A prairie in the foreground with two hills in the middle distance and mountains in the far distance.
The landforms in Wyoming are quite varied. There is not much vegetation to get in the way of marveling and wondering about the processes that created them.

The Fermi paradox is one in which though it is mathematically probable that there should other civilizations like ours in the universe, there is to date no evidence of it. Carl Sagan proposed that it was because technological civilizations wipe themselves out after existing for only a short period of time.

Here is how it works: our civilization came into “electromagnetic awareness” with the broadcast of the first transatlantic radio signal in 1901. If things keep progressing as they are, how many more years will our civilization have the ability to send and receive radio signals?  For the sake of discussion, let’s say another 80 years. That means our civilization will have been electromagnetically aware for about 200 years.  For another civilization to detect ours, they must become electromagnetically aware just sometime during the two hundred year interval that our broadcasts are reaching their planet.  If that interval falls before or after the two hundred year period during which they are aware, they will have had no idea that we existed. And likewise for the broadcasts of other civilizations reaching our planet.

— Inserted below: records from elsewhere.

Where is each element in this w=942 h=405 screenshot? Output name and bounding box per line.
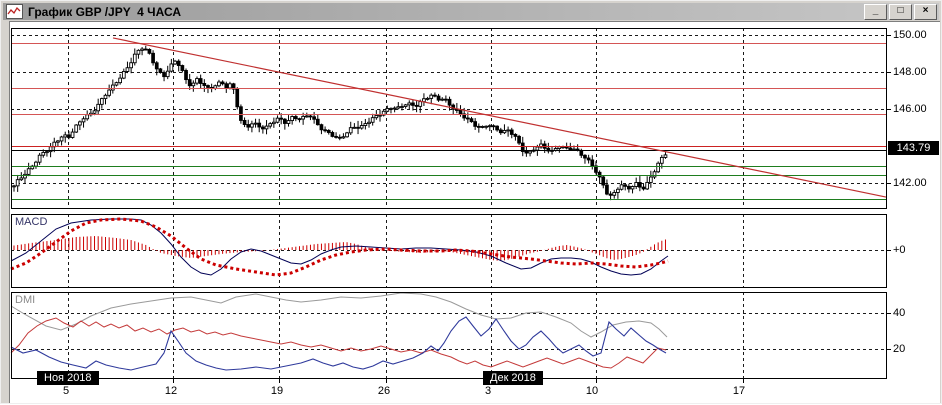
dmi-plus-di-line [10,316,667,371]
descending-trendline [112,37,887,198]
gridlines [11,28,886,378]
window-title: График GBP /JPY 4 ЧАСА [28,4,181,19]
panel-borders [11,28,887,379]
close-button[interactable]: × [914,3,937,20]
window-titlebar: График GBP /JPY 4 ЧАСА _ □ × [3,3,939,20]
price-levels [11,43,886,200]
minimize-button[interactable]: _ [864,3,887,20]
dmi-minus-di-line [10,317,667,369]
macd-signal-line [10,217,669,277]
dmi-adx-line [10,292,668,338]
chart-icon [6,4,23,19]
chart-client-area [9,21,940,403]
maximize-button[interactable]: □ [889,3,912,20]
macd-plot [10,217,669,277]
axis-ticks [68,35,891,383]
dmi-plot [10,292,668,371]
candles [12,45,668,201]
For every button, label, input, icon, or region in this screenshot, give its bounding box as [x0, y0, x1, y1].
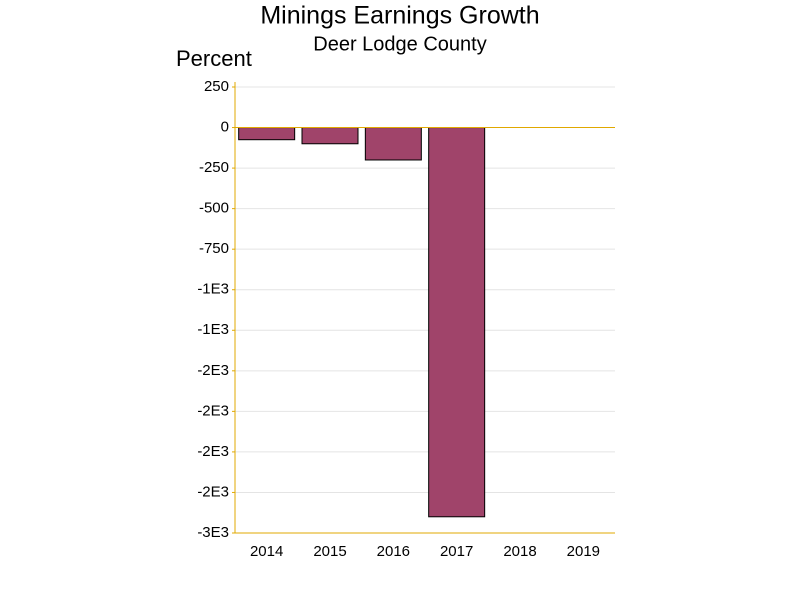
x-tick-label: 2019	[567, 543, 600, 560]
x-tick-label: 2016	[377, 543, 410, 560]
x-tick-label: 2017	[440, 543, 473, 560]
y-tick-label: -500	[199, 200, 229, 217]
x-tick-label: 2015	[313, 543, 346, 560]
y-tick-label: -2E3	[197, 402, 229, 419]
chart-subtitle: Deer Lodge County	[313, 33, 486, 55]
y-tick-label: -2E3	[197, 443, 229, 460]
y-tick-label: -750	[199, 240, 229, 257]
y-tick-label: 250	[204, 78, 229, 95]
chart-title: Minings Earnings Growth	[260, 2, 539, 30]
y-tick-label: -2E3	[197, 362, 229, 379]
y-tick-label: -250	[199, 159, 229, 176]
x-tick-label: 2018	[503, 543, 536, 560]
y-axis-label: Percent	[176, 46, 252, 71]
y-tick-label: -1E3	[197, 321, 229, 338]
bar	[301, 127, 359, 145]
bar	[428, 127, 486, 518]
bar	[364, 127, 422, 161]
y-tick-label: 0	[221, 119, 229, 136]
y-tick-label: -2E3	[197, 483, 229, 500]
bar	[238, 127, 296, 141]
y-tick-label: -1E3	[197, 281, 229, 298]
x-tick-label: 2014	[250, 543, 283, 560]
y-tick-label: -3E3	[197, 524, 229, 541]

Fluffy clouds in a blue sky over a plain with granite mountains in the background.
The fluffy clouds on this day played well with the mountain landscape. Near Jeffry City, WY.

This disturbing conjecture is more so when considering nearly all of the great civilizations that came before ours eventually collapsed. In most cases, one can find the pattern of elites refusing to acknowledge changes in environmental circumstances, or refusing to adopt technologies that might have prolonged the life of their society. The difference now is that our civilization is global. And so, as we are seeing, the ecological consequences of our failure to acknowledge the truth and act on it are global.

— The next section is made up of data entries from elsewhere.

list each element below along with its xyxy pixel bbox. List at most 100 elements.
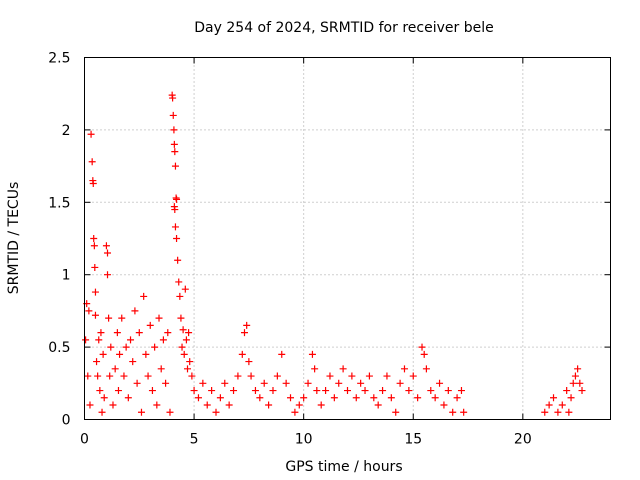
data-point xyxy=(565,408,573,416)
data-point xyxy=(243,321,251,329)
data-point xyxy=(97,329,105,337)
data-point xyxy=(392,408,400,416)
data-point xyxy=(127,336,135,344)
data-point xyxy=(122,343,130,351)
data-point xyxy=(554,408,562,416)
data-point xyxy=(400,365,408,373)
data-point xyxy=(440,401,448,409)
data-point xyxy=(212,408,220,416)
data-point xyxy=(180,350,188,358)
data-point xyxy=(93,358,101,366)
data-point xyxy=(91,263,99,271)
data-point xyxy=(91,311,99,319)
data-point xyxy=(265,401,273,409)
plot-frame xyxy=(84,57,611,420)
data-point xyxy=(162,379,170,387)
data-point xyxy=(171,206,179,214)
data-point xyxy=(137,408,145,416)
data-point xyxy=(95,336,103,344)
x-tick-label: 15 xyxy=(404,432,422,448)
x-tick-label: 20 xyxy=(514,432,532,448)
data-point xyxy=(313,387,321,395)
data-point xyxy=(550,394,558,402)
data-point xyxy=(177,314,185,322)
data-point xyxy=(164,329,172,337)
data-point xyxy=(186,358,194,366)
y-tick-label: 2.5 xyxy=(48,51,70,67)
data-point xyxy=(116,350,124,358)
data-point xyxy=(234,372,242,380)
data-point xyxy=(300,394,308,402)
data-point xyxy=(291,408,299,416)
data-point xyxy=(129,358,137,366)
data-point xyxy=(96,387,104,395)
data-point xyxy=(184,365,192,373)
data-point xyxy=(151,343,159,351)
data-point xyxy=(344,387,351,395)
data-point xyxy=(133,379,141,387)
grid xyxy=(84,57,611,420)
data-point xyxy=(159,336,167,344)
x-tick-label: 0 xyxy=(80,432,89,448)
data-point xyxy=(109,401,117,409)
data-point xyxy=(574,365,582,373)
data-point xyxy=(99,350,107,358)
data-point xyxy=(208,387,216,395)
data-point xyxy=(166,408,174,416)
data-point xyxy=(107,343,115,351)
data-point xyxy=(571,372,579,380)
data-point xyxy=(578,387,586,395)
data-point xyxy=(188,372,196,380)
data-point xyxy=(348,372,356,380)
data-points xyxy=(82,91,586,416)
data-point xyxy=(179,326,187,334)
data-point xyxy=(181,285,189,293)
data-point xyxy=(422,365,430,373)
data-point xyxy=(85,307,93,315)
data-point xyxy=(295,401,303,409)
data-point xyxy=(339,365,347,373)
data-point xyxy=(190,387,198,395)
data-point xyxy=(453,394,461,402)
data-point xyxy=(322,387,330,395)
data-point xyxy=(541,408,549,416)
data-point xyxy=(169,111,177,119)
data-point xyxy=(140,292,148,300)
data-point xyxy=(387,394,395,402)
data-point xyxy=(118,314,126,322)
data-point xyxy=(135,329,143,337)
x-axis-label: GPS time / hours xyxy=(285,459,402,475)
data-point xyxy=(88,158,96,166)
data-point xyxy=(144,372,152,380)
data-point xyxy=(326,372,334,380)
data-point xyxy=(86,401,94,409)
data-point xyxy=(287,394,295,402)
data-point xyxy=(269,387,277,395)
data-point xyxy=(567,394,575,402)
y-tick-label: 2 xyxy=(62,123,71,139)
data-point xyxy=(370,394,378,402)
data-point xyxy=(124,394,132,402)
data-point xyxy=(563,387,571,395)
data-point xyxy=(260,379,268,387)
data-point xyxy=(238,350,246,358)
data-point xyxy=(420,350,428,358)
data-point xyxy=(273,372,281,380)
data-point xyxy=(427,387,435,395)
data-point xyxy=(365,372,373,380)
data-point xyxy=(146,321,154,329)
data-point xyxy=(102,242,110,250)
y-axis-label: SRMTID / TECUs xyxy=(6,182,22,295)
data-point xyxy=(374,401,382,409)
data-point xyxy=(304,379,312,387)
data-point xyxy=(230,387,238,395)
data-point xyxy=(311,365,319,373)
data-point xyxy=(175,278,183,286)
data-point xyxy=(114,387,122,395)
data-point xyxy=(418,343,426,351)
y-tick-label: 1 xyxy=(62,268,71,284)
data-point xyxy=(148,387,156,395)
data-point xyxy=(379,387,387,395)
data-point xyxy=(251,387,259,395)
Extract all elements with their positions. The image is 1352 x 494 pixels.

The inability, or unwillingness, to face up to the truth is a human pattern. So, we should not be surprised that so much injustice of the past and present is never acknowledged, dooming us to making the same mistakes over and over again. Our fate seems inevitable.

I admit that I may be engaging in a form of exceptionalism myself as I work on various campaigns to bring about change for the better. The evidence is not encouraging. But, to do nothing, in addition to making doom a kind of self-fulfilling prophecy, seems immoral. There is nothing else to do but keep pedaling.